Just before the CHOGM, two major earthquakes struck already-beleaguered Afghanistan, taking over 1,000 lives in one night; between the CHOGM and G7, chilling videos emerged from Melilla, Europe’s only border in Africa (shared by Spain and Morocco) showing the worst possible examples of racist police brutality that led to dozens of deaths among African migrants trying to get to Europe; and between the G7 and NATO Summits, an abandoned container truck was discovered in San Antonio, Texas with over 50 dead bodies of migrants from Mexico, Guatemala and Honduras, who’d successfully crossed the border into the US, but abandoned the container in sweltering heat, without water or care.

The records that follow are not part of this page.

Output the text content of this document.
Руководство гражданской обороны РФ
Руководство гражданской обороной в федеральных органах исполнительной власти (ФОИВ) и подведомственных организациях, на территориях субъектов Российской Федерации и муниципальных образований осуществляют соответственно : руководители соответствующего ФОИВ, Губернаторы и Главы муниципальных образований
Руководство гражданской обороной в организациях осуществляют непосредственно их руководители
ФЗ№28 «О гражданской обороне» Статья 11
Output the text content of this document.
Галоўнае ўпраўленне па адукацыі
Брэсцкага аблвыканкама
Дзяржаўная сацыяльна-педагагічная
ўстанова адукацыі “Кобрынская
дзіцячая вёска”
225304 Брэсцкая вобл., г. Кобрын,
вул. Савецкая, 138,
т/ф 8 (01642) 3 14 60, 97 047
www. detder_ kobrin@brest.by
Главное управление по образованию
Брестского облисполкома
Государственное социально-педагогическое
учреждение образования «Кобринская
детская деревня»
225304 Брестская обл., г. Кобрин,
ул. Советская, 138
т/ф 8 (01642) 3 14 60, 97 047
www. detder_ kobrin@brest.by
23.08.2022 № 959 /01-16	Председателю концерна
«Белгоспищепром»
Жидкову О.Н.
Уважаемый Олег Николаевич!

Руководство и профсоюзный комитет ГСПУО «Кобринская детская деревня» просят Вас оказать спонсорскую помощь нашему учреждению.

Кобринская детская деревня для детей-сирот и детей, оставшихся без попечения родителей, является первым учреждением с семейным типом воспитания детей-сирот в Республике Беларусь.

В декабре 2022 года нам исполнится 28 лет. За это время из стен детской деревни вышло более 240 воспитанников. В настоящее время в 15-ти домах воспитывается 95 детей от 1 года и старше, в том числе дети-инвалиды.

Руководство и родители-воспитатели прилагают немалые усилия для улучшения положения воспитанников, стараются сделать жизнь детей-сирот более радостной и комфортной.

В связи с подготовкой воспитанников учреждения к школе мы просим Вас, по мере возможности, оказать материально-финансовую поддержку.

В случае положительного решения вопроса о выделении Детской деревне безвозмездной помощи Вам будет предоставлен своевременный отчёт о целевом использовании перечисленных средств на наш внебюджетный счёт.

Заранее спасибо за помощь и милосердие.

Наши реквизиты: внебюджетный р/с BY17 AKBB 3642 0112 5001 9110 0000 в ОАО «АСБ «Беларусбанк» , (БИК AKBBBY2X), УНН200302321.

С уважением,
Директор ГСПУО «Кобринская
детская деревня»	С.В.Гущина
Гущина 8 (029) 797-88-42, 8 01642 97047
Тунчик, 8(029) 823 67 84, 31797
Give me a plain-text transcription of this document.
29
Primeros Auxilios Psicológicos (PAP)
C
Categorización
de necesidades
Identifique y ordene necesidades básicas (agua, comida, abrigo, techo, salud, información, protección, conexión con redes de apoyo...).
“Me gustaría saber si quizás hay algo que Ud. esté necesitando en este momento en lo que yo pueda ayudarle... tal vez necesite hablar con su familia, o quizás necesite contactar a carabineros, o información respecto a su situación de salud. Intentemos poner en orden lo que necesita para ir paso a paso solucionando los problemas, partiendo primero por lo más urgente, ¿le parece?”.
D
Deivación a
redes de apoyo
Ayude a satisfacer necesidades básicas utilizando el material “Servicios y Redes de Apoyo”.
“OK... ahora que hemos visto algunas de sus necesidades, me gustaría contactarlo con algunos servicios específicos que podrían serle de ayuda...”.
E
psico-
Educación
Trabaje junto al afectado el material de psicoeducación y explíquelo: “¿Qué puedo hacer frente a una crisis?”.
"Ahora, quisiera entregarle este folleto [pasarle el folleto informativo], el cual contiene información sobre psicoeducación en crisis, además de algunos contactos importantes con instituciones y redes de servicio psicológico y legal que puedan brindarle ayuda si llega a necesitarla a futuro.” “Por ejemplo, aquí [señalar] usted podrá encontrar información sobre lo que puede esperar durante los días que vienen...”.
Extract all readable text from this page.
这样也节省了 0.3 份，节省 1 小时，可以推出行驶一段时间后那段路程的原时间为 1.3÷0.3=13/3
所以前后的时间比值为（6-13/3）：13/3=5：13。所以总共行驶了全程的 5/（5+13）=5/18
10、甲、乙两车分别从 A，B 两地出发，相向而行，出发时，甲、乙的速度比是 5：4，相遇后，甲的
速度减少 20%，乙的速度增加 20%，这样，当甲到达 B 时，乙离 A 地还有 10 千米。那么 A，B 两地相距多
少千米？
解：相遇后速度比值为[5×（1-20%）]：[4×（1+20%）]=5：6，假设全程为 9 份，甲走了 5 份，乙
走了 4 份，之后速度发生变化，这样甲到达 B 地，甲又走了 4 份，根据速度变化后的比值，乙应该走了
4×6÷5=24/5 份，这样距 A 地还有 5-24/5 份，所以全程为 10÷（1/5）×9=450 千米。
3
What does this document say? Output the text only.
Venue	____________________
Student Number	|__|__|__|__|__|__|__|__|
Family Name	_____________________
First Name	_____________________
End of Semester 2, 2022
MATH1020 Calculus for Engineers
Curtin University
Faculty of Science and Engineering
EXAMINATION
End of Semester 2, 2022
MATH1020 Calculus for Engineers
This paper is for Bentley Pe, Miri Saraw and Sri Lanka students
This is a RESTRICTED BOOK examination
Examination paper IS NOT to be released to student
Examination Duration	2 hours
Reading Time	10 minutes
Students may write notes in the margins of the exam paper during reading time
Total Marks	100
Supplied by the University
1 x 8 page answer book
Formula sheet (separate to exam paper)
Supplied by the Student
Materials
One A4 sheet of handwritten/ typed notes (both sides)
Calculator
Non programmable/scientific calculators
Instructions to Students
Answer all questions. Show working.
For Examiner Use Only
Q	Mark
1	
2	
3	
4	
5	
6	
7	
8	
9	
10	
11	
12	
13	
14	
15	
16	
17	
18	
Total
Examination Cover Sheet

But none of the leaders’ meetings seemed to care enough about any of the above in any great detail, G7 nations only pledging much less than they’ve done for Ukraine, to help those facing world hunger.

CARICOM Leaders meet in Paramaribo, Suriname, next week for their annual July Summit, where, once again, they will have to take note of all the above while seeking to find the solutions that will help guide the region through the maze of fog that will again cloud the regional and national agendas.

But, as the Caribbean is learning with, through and after every global crisis of whatever nature, the leaders will again be forced to view and review the region’s problems alongside the accompanying challenges and opportunities, through prisms that clearly show, as always, that the region and the world’s problems are never solved on the basis of the sympathies or concerns of rich nations for poor ones.

In that sense, as always, CARICOM leaders will face the facts and factor them into today’s regional reality with new approaches to the same old problems that return to summit agendas every year, only exacerbated by latest global trends.